Zoom has become one of the most powerful companies in Video Conferencing in 2020. The Zoom has reached in 2019 10 Million active users.
Cyber security researcher Mazin Ahmed has presented on his blog some shortcomings in Zoom software making it exposed by hackers, this report by Ahmed has been done since September 2019, while the company Zoom has fixed this problem on August 3, 2020.
We mention here that from these attacks that occur, an attacker should have compromised equipping the victim with other means. But that does not detract from the flaws.
In this context, Ahmed unveiled a Linux launcher that could allow hackers to execute unauthorized software, due to the way “zoom” starts to launch.

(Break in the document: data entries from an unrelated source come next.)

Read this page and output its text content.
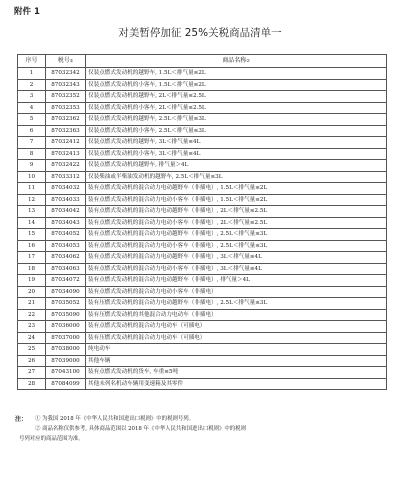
附件 1
对美暂停加征 25%关税商品清单一
序号	税号①	商品名称②
1	87032342	仅装点燃式发动机的越野车, 1.5L＜排气量≤2L
2	87032343	仅装点燃式发动机的小客车, 1.5L＜排气量≤2L
3	87032352	仅装点燃式发动机的越野车, 2L＜排气量≤2.5L
4	87032353	仅装点燃式发动机的小客车, 2L＜排气量≤2.5L
5	87032362	仅装点燃式发动机的越野车, 2.5L＜排气量≤3L
6	87032363	仅装点燃式发动机的小客车, 2.5L＜排气量≤3L
7	87032412	仅装点燃式发动机的越野车, 3L＜排气量≤4L
8	87032413	仅装点燃式发动机的小客车, 3L＜排气量≤4L
9	87032422	仅装点燃式发动机的越野车, 排气量＞4L
10	87033312	仅装柴油或半柴油发动机的越野车, 2.5L＜排气量≤3L
11	87034032	装有点燃式发动机的混合动力电动越野车（非插电）, 1.5L＜排气量≤2L
12	87034033	装有点燃式发动机的混合动力电动小客车（非插电）, 1.5L＜排气量≤2L
13	87034042	装有点燃式发动机的混合动力电动越野车（非插电）, 2L＜排气量≤2.5L
14	87034043	装有点燃式发动机的混合动力电动小客车（非插电）, 2L＜排气量≤2.5L
15	87034052	装有点燃式发动机的混合动力电动越野车（非插电）, 2.5L＜排气量≤3L
16	87034053	装有点燃式发动机的混合动力电动小客车（非插电）, 2.5L＜排气量≤3L
17	87034062	装有点燃式发动机的混合动力电动越野车（非插电）, 3L＜排气量≤4L
18	87034063	装有点燃式发动机的混合动力电动小客车（非插电）, 3L＜排气量≤4L
19	87034072	装有点燃式发动机的混合动力电动越野车（非插电）, 排气量＞4L
20	87034090	装有点燃式发动机的混合动力电动小客车（非插电）
21	87035052	装有压燃式发动机的混合动力电动越野车（非插电）, 2.5L＜排气量≤3L
22	87035090	装有压燃式发动机的其他混合动力电动车（非插电）
23	87036000	装有点燃式发动机的混合动力电动车（可插电）
24	87037000	装有压燃式发动机的混合动力电动车（可插电）
25	87038000	纯电动车
26	87039000	其他车辆
27	87043100	装有点燃式发动机的货车, 车重≤5吨
28	87084099	其他未列名机动车辆用变速箱及其零件
注： ① 为我国 2018 年《中华人民共和国进出口税则》中的税则号列。
② 商品名称仅供参考, 具体商品范围以 2018 年《中华人民共和国进出口税则》中的税则
号列对应的商品范围为准。
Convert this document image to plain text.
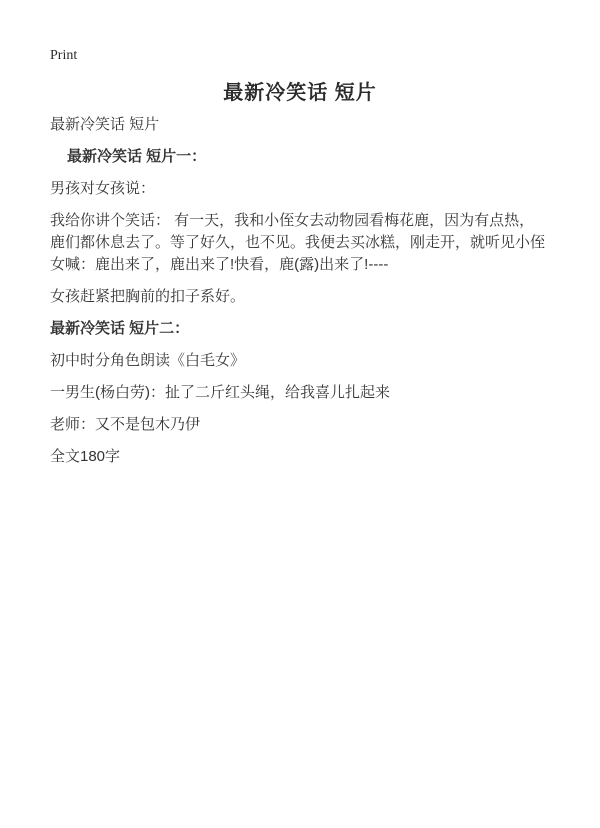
Print
最新冷笑话 短片

最新冷笑话 短片

最新冷笑话 短片一：

男孩对女孩说：

我给你讲个笑话： 有一天，我和小侄女去动物园看梅花鹿，因为有点热，鹿们都休息去了。等了好久，也不见。我便去买冰糕，刚走开，就听见小侄女喊：鹿出来了，鹿出来了!快看，鹿(露)出来了!----

女孩赶紧把胸前的扣子系好。

最新冷笑话 短片二：

初中时分角色朗读《白毛女》

一男生(杨白劳)：扯了二斤红头绳，给我喜儿扎起来

老师：又不是包木乃伊

全文180字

“This is per user certificate pinning and intentionally allows for the user to allow custom certificates,” Zoom said of the certificate injection flaw. “The user can write to their own database, but no other non-root users can. It’s common best practice to have user applications run at their privilege level, as requiring Zoom to run as root would introduce unnecessary security risks to Zoom and our customers.”
“After an internal investigation, we’ve concluded that the behavior was not a memory leak but just our image utility’s best effort at converting a malformed gif into a jpeg,” the company said.
It’s recommended that users update Zoom to the latest version to mitigate any risk arising out of these issues.
The development came as the company resolved a security flaw last month. It allowed attackers to crack the numeric pass code used to secure private meetings on the platform and eavesdrop on participants.